Now I agree there are always two sides to every story but to be honest I think his side, and any possible reasonable argument, was lost in his embarrassment at having hit another vehicle which was at least 30 metres from anything.
It was a bit like that famous picture scene of the car driving through the desert. Nothing around for miles in any direction except a solitary tree. Naturally the car crashes into the tree.
I hope you get my drift.
So, to fill you in properly, there I am sitting in the car waiting for Mrs P.
I'm driving a big ute which can be a little cumbersome in tight spaces so, as is my custom, I park away from all the other vehicles but in a clearly marked space.
I'd only been sitting there a short while when I saw the early model vehicle (read: "dunger") approaching in my rear vision mirror.
He's doing what we all do in such clear spaces, driving directly to where he wants to go across the empty part of the carpark ignoring the painted road lines which indicate the sensible way to go.
It has to be said he's not driving slow either and as he nears me I grit my teeth waiting for the full-on impact.
Luckily he turns away at the last minute and avoids a big job for the panelbeaters by inches.
Instead he succeeds in demolishing my wing mirror and screeches to a halt maybe five or six car lengths away.
Now, this is where things get interesting.
I'm a pretty affable bloke at the best of times so I was more philosophical than angry when I got out of my car.
Obviously, the damage was a pain but I was more thinking it could have been a lot worse and maybe I'd better go see if the other driver, who by this stage was getting out of his vehicle, was OK.
Quite frankly I wish I hadn't bothered.
I'd barely got the words "You OK?" out of my mouth than he was away.
Arms flailing about, shall we say "colourful" phrases peppering his tirade and questioning my parentage and the proverbial vein pumping in his forehead as his anger increased and he headed my way.
And somewhere among the four-letter words spewing forth was the accusation the crash was my fault because I shouldn't have parked there.
I have to say I was a bit surprised by this reaction.
I mean, I'd been sitting there, parked up minding my own business and he'd driven across the empty part of the car park at speed and hit me, hadn't he? Not the other way round.

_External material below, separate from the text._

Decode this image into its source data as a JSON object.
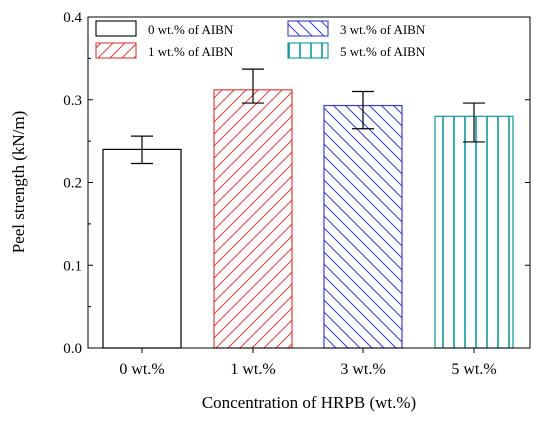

Anyway. I knew there would be no point arguing the toss with someone so unreasonable.
He looked set to blow his stack and I certainly didn't fancy a physical altercation so I just stood there and let him go, trying not to antagonise him further by looking directly at him, that sort of thing.
An aside here, I wonder how this sort of thing may have affected someone older, like my mum.
This guy was clearly spoiling for a fight and anxious to shift the blame somewhere.
A bully if you like. I'd be interested to know how many times this sort of thing happens to people.
And again, being brutally frank, the more he went on there was a part of me that really wanted to give him a solid whack on the jaw. I'm pleased I didn't.
Apart from the fact I may have fallen directly into his blame game trap he probably would have wiped the floor with me and not been the least bit impressed with my school boxing trophy from 1972 when I was nine.
It took a while for his temper to subside but eventually, we swapped details and phone numbers etc. and he went back to his car and I went to mine just as Mrs P returned.
I quickly filled her in on events and pointed out the other car.
As we looked over we could see through its rear window the driver and another occupant of the car, I'm picking it was his wife, were having a good old ding-dong of an argument.
This was confirmed seconds later when he opened his door and the sounds of female yelling wafted into the air as he tried to get out in a hurry.
And that's when something, got caught in what I presume was his seat belt and he fell out in a sprawling heap on to the tarmac in front of us.
I stifled a smile as we drove away, him watching us as he struggled to his feet.
I didn't want to inflame the situation any further but it has to be said poetic justice was never sweeter.